W poniedziałek w Dubaju odbyła się pierwsza udana próba samosterującej latającej taksówki. Na pokładzie śmigłowca mieszczą się dwie osoby, jednak w próbie nie brali udziału pasażerowie - podała dubajska agencja nadzoru transportu (RTA).
Prototyp niewielkiego autonomicznego śmigłowca opracowany przez niemiecki start-up Volocopter osiąga prędkość maksymalną 100 km/godz. i może utrzymywać się w powietrzu do 30 min. Lata dzięki 18 wirnikom nośnym umieszczonym na obręczy wieńczącej dwuosobową kabinę i nie wymaga zdalnego sterowania. Latająca taksówka jest wyposażona w awaryjne baterie i spadochrony. Twórcy zastrzegają, że obecnie ich pojazd korzysta z danych GPS, jednak w przyszłości ma być wyposażony w pełny zestaw czujników i rozwiązania umożliwiające reagowanie na niespodziewane przeszkody.
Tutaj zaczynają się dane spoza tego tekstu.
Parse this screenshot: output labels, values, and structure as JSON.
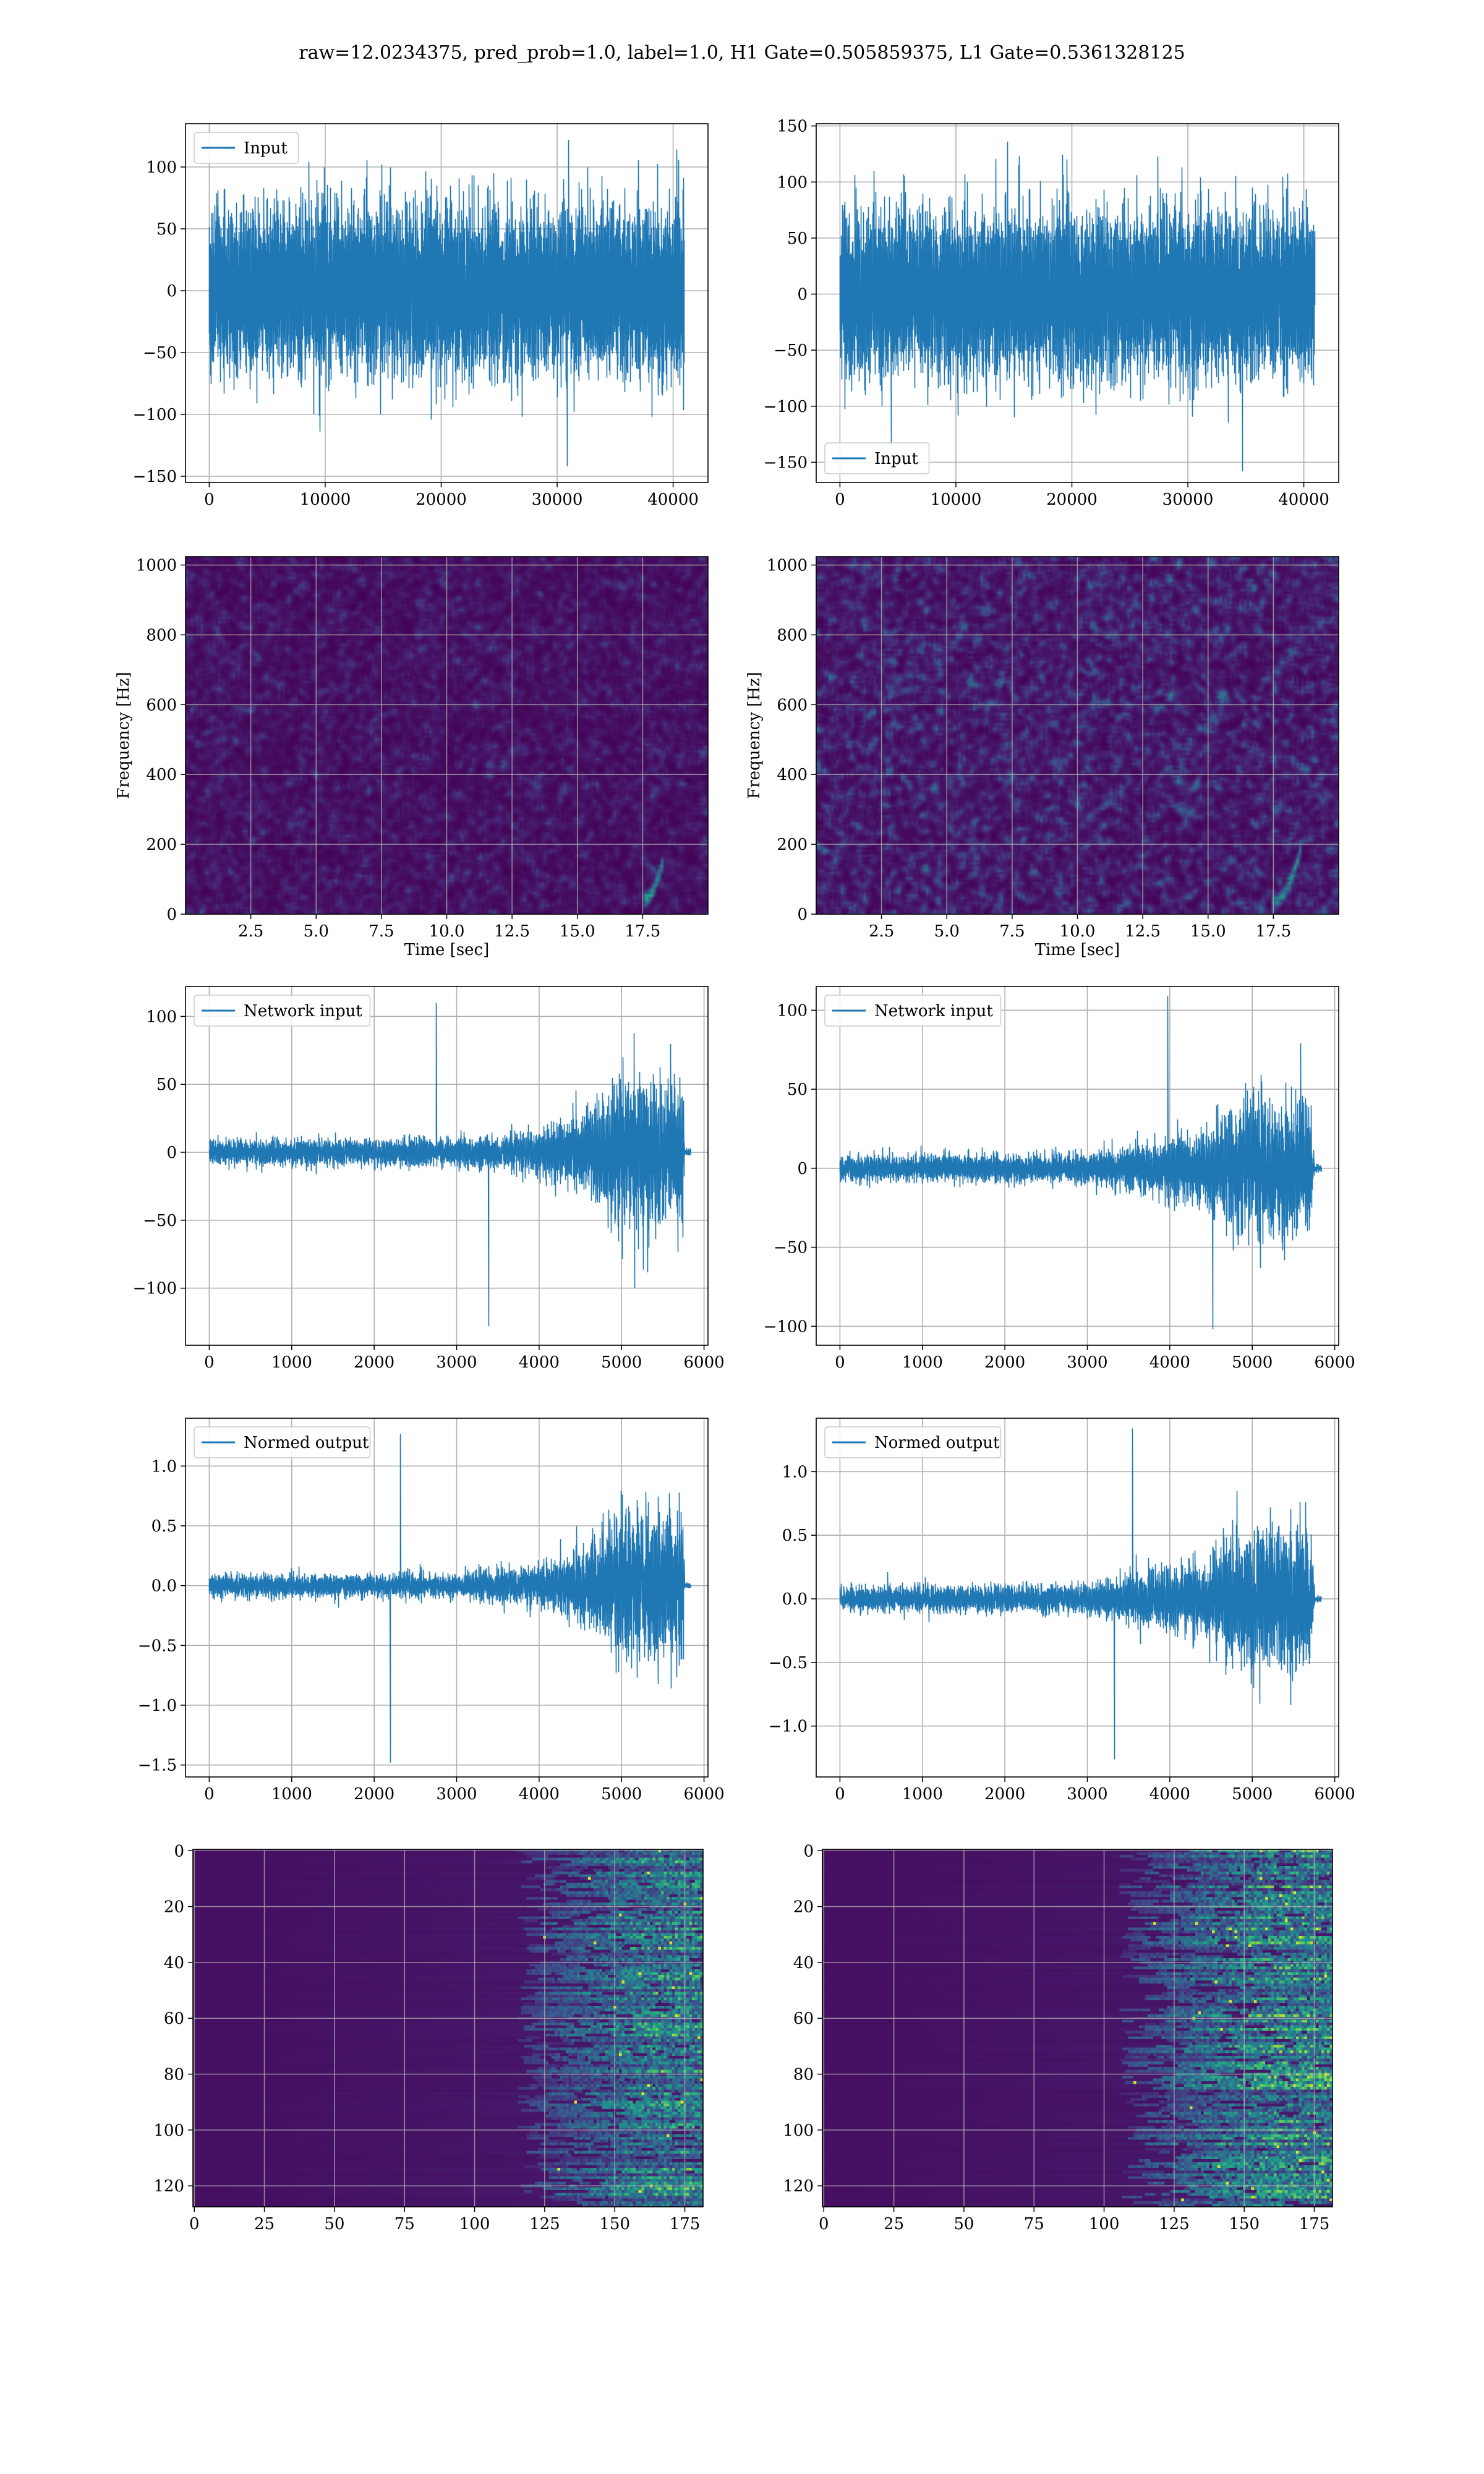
{
  "title": "raw=12.0234375, pred_prob=1.0, label=1.0, H1 Gate=0.505859375, L1 Gate=0.5361328125",
  "colors": {
    "line": "#1f77b4",
    "grid": "#b0b0b0",
    "viridis_low": "#440154",
    "viridis_mid": "#21918c",
    "viridis_high": "#fde725"
  },
  "chart_data": [
    {
      "id": "h1-input",
      "type": "line",
      "grid": true,
      "legend": {
        "label": "Input",
        "placement": "top-left"
      },
      "xlim": [
        -2048,
        43008
      ],
      "ylim": [
        -155,
        135
      ],
      "xticks": [
        0,
        10000,
        20000,
        30000,
        40000
      ],
      "yticks": [
        -150,
        -100,
        -50,
        0,
        50,
        100
      ],
      "series": [
        {
          "name": "Input",
          "kind": "noise",
          "n": 40960,
          "envelope": [
            {
              "x": 0,
              "a": 55
            },
            {
              "x": 40960,
              "a": 55
            }
          ],
          "min": -142,
          "max": 122
        }
      ]
    },
    {
      "id": "l1-input",
      "type": "line",
      "grid": true,
      "legend": {
        "label": "Input",
        "placement": "bottom-left"
      },
      "xlim": [
        -2048,
        43008
      ],
      "ylim": [
        -168,
        152
      ],
      "xticks": [
        0,
        10000,
        20000,
        30000,
        40000
      ],
      "yticks": [
        -150,
        -100,
        -50,
        0,
        50,
        100,
        150
      ],
      "series": [
        {
          "name": "Input",
          "kind": "noise",
          "n": 40960,
          "envelope": [
            {
              "x": 0,
              "a": 60
            },
            {
              "x": 40960,
              "a": 60
            }
          ],
          "min": -158,
          "max": 136
        }
      ]
    },
    {
      "id": "h1-spectrogram",
      "type": "heatmap",
      "grid": true,
      "xlabel": "Time [sec]",
      "ylabel": "Frequency [Hz]",
      "xlim": [
        0,
        20
      ],
      "ylim": [
        0,
        1024
      ],
      "xticks": [
        2.5,
        5.0,
        7.5,
        10.0,
        12.5,
        15.0,
        17.5
      ],
      "yticks": [
        0,
        200,
        400,
        600,
        800,
        1000
      ],
      "brightness": 0.22,
      "chirp": {
        "t_start": 17.5,
        "t_end": 18.3,
        "f_start": 40,
        "f_end": 160
      }
    },
    {
      "id": "l1-spectrogram",
      "type": "heatmap",
      "grid": true,
      "xlabel": "Time [sec]",
      "ylabel": "Frequency [Hz]",
      "xlim": [
        0,
        20
      ],
      "ylim": [
        0,
        1024
      ],
      "xticks": [
        2.5,
        5.0,
        7.5,
        10.0,
        12.5,
        15.0,
        17.5
      ],
      "yticks": [
        0,
        200,
        400,
        600,
        800,
        1000
      ],
      "brightness": 0.34,
      "chirp": {
        "t_start": 17.4,
        "t_end": 18.6,
        "f_start": 30,
        "f_end": 200
      }
    },
    {
      "id": "h1-network-input",
      "type": "line",
      "grid": true,
      "legend": {
        "label": "Network input",
        "placement": "top-left"
      },
      "xlim": [
        -288,
        6048
      ],
      "ylim": [
        -142,
        122
      ],
      "xticks": [
        0,
        1000,
        2000,
        3000,
        4000,
        5000,
        6000
      ],
      "yticks": [
        -100,
        -50,
        0,
        50,
        100
      ],
      "series": [
        {
          "name": "Network input",
          "kind": "noise",
          "n": 5760,
          "envelope": [
            {
              "x": 0,
              "a": 8
            },
            {
              "x": 3000,
              "a": 9
            },
            {
              "x": 4000,
              "a": 14
            },
            {
              "x": 4600,
              "a": 28
            },
            {
              "x": 5000,
              "a": 45
            },
            {
              "x": 5400,
              "a": 48
            },
            {
              "x": 5750,
              "a": 45
            },
            {
              "x": 5760,
              "a": 2
            },
            {
              "x": 5840,
              "a": 2
            }
          ],
          "min": -128,
          "max": 110
        }
      ]
    },
    {
      "id": "l1-network-input",
      "type": "line",
      "grid": true,
      "legend": {
        "label": "Network input",
        "placement": "top-left"
      },
      "xlim": [
        -288,
        6048
      ],
      "ylim": [
        -112,
        115
      ],
      "xticks": [
        0,
        1000,
        2000,
        3000,
        4000,
        5000,
        6000
      ],
      "yticks": [
        -100,
        -50,
        0,
        50,
        100
      ],
      "series": [
        {
          "name": "Network input",
          "kind": "noise",
          "n": 5760,
          "envelope": [
            {
              "x": 0,
              "a": 7
            },
            {
              "x": 3000,
              "a": 8
            },
            {
              "x": 3500,
              "a": 13
            },
            {
              "x": 4400,
              "a": 20
            },
            {
              "x": 5000,
              "a": 42
            },
            {
              "x": 5700,
              "a": 38
            },
            {
              "x": 5760,
              "a": 2
            },
            {
              "x": 5840,
              "a": 2
            }
          ],
          "min": -102,
          "max": 109
        }
      ]
    },
    {
      "id": "h1-normed-output",
      "type": "line",
      "grid": true,
      "legend": {
        "label": "Normed output",
        "placement": "top-left"
      },
      "xlim": [
        -288,
        6048
      ],
      "ylim": [
        -1.6,
        1.4
      ],
      "xticks": [
        0,
        1000,
        2000,
        3000,
        4000,
        5000,
        6000
      ],
      "yticks": [
        -1.5,
        -1.0,
        -0.5,
        0.0,
        0.5,
        1.0
      ],
      "series": [
        {
          "name": "Normed output",
          "kind": "noise",
          "n": 5760,
          "envelope": [
            {
              "x": 0,
              "a": 0.08
            },
            {
              "x": 3000,
              "a": 0.09
            },
            {
              "x": 4000,
              "a": 0.15
            },
            {
              "x": 4600,
              "a": 0.32
            },
            {
              "x": 5000,
              "a": 0.5
            },
            {
              "x": 5400,
              "a": 0.55
            },
            {
              "x": 5750,
              "a": 0.5
            },
            {
              "x": 5760,
              "a": 0.02
            },
            {
              "x": 5840,
              "a": 0.02
            }
          ],
          "min": -1.48,
          "max": 1.27
        }
      ]
    },
    {
      "id": "l1-normed-output",
      "type": "line",
      "grid": true,
      "legend": {
        "label": "Normed output",
        "placement": "top-left"
      },
      "xlim": [
        -288,
        6048
      ],
      "ylim": [
        -1.4,
        1.42
      ],
      "xticks": [
        0,
        1000,
        2000,
        3000,
        4000,
        5000,
        6000
      ],
      "yticks": [
        -1.0,
        -0.5,
        0.0,
        0.5,
        1.0
      ],
      "series": [
        {
          "name": "Normed output",
          "kind": "noise",
          "n": 5760,
          "envelope": [
            {
              "x": 0,
              "a": 0.08
            },
            {
              "x": 3000,
              "a": 0.1
            },
            {
              "x": 3500,
              "a": 0.16
            },
            {
              "x": 4400,
              "a": 0.25
            },
            {
              "x": 5000,
              "a": 0.52
            },
            {
              "x": 5700,
              "a": 0.47
            },
            {
              "x": 5760,
              "a": 0.02
            },
            {
              "x": 5840,
              "a": 0.02
            }
          ],
          "min": -1.26,
          "max": 1.34
        }
      ]
    },
    {
      "id": "h1-feature-map",
      "type": "heatmap",
      "grid": true,
      "xlim": [
        -0.5,
        181.5
      ],
      "ylim": [
        127.5,
        -0.5
      ],
      "xticks": [
        0,
        25,
        50,
        75,
        100,
        125,
        150,
        175
      ],
      "yticks": [
        0,
        20,
        40,
        60,
        80,
        100,
        120
      ],
      "rows": 128,
      "cols": 182,
      "activity_start": 115,
      "activity_peak": 165,
      "peak_level": 0.75
    },
    {
      "id": "l1-feature-map",
      "type": "heatmap",
      "grid": true,
      "xlim": [
        -0.5,
        181.5
      ],
      "ylim": [
        127.5,
        -0.5
      ],
      "xticks": [
        0,
        25,
        50,
        75,
        100,
        125,
        150,
        175
      ],
      "yticks": [
        0,
        20,
        40,
        60,
        80,
        100,
        120
      ],
      "rows": 128,
      "cols": 182,
      "activity_start": 105,
      "activity_peak": 160,
      "peak_level": 0.85
    }
  ]
}
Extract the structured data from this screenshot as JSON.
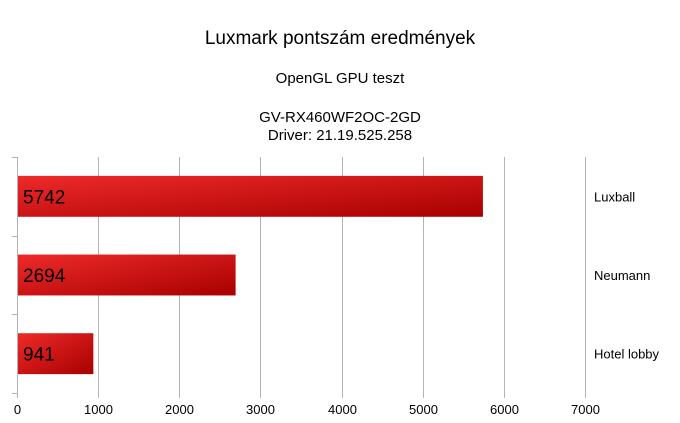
{
  "colors": {
    "bar_light": "#ee2a2a",
    "bar_dark": "#a80000",
    "grid": "#b3b3b3",
    "text": "#000000"
  },
  "chart_data": {
    "type": "bar",
    "orientation": "horizontal",
    "title": "Luxmark pontszám eredmények",
    "subtitle": "OpenGL GPU teszt",
    "subtitle2": [
      "GV-RX460WF2OC-2GD",
      "Driver: 21.19.525.258"
    ],
    "categories": [
      "Luxball",
      "Neumann",
      "Hotel lobby"
    ],
    "values": [
      5742,
      2694,
      941
    ],
    "data_labels": [
      "5742",
      "2694",
      "941"
    ],
    "xlim": [
      0,
      7000
    ],
    "xticks": [
      0,
      1000,
      2000,
      3000,
      4000,
      5000,
      6000,
      7000
    ],
    "xtick_labels": [
      "0",
      "1000",
      "2000",
      "3000",
      "4000",
      "5000",
      "6000",
      "7000"
    ],
    "category_axis_side": "right",
    "grid": true,
    "legend": false
  }
}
Jak podaje agencja Reutera, w wyścigu o opracowanie autonomicznych pasażerskich pojazdów latających uczestniczy kilkanaście firm w Europie i Stanach Zjednoczonych, m.in. Airbus (planujący wprowadzenie podobnych urządzeń do użytku już w 2020 roku), Kitty Hawk (finansowany przez Larry'ego Page'a, współzałożyciela Google) i Uber. Własne pojazdy testuje w Dubaju również chiński start-up EHang.
Na potrzeby latających taksówek mają powstać specjalne lądowiska. Władze Dubaju planują pięcioletnie testy przed wprowadzeniem do użytku zautonomizowanego transportu powietrznego.